Data-driven approaches for the fast formation of lithium-ion pouch cells using operando gassing analysis

Formation is among the most time-intensive process steps during lithium-ion battery production due to complex electrochemical reactions. To reduce production costs, fast formation strategies are required that do not diminish the solid electrolyte interphase (SEI) and thus the cell quality. In this work, a novel approach to optimize formation based on inline gas analysis is presented. Critical potential ranges for SEI formation are revealed by coupling impedance analysis with gas volume measurement using a pouch cell with a gold wire reference electrode and a cell expansion bracket. Based on the gas evolution profile of 4Ah NMC/graphite pouch cells, two formation strategies were derived that reduce the processing time from approx. 53.3h to 5.3h and 2.4h. A comprehensive end-of-line (EOL) test, which included a 72h calendar aging, C/3 capacity determination as well as EIS and DCIR measurements at 80%, 50%, and 20% SOC, showed no significant decrease in cell quality. The subsequent cycle life test revealed an 11.5% reduced mean cycle life for the 5.3h formation protocol, and a 6.6% increased cycle life for the 2.4h formation protocol, in relation to a common three-cycle reference protocol.
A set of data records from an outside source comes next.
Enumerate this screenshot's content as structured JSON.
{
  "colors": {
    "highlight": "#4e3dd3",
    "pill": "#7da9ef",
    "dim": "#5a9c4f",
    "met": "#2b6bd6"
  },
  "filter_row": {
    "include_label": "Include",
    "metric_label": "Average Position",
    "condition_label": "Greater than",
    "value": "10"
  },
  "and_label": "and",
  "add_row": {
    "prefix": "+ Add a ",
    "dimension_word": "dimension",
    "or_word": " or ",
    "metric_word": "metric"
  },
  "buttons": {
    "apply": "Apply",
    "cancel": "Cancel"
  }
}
Finally, early cycle life prediction was performed to enable a rapid evaluation of the cell quality using the first 50 cycles from cycle life testing only. A mean test accuracy of 7.4% was achieved when using multiple input features from the EOL test and early cycling. The results highlight the great potential of data-driven approaches to optimize formation strategies and accelerate process development in battery production.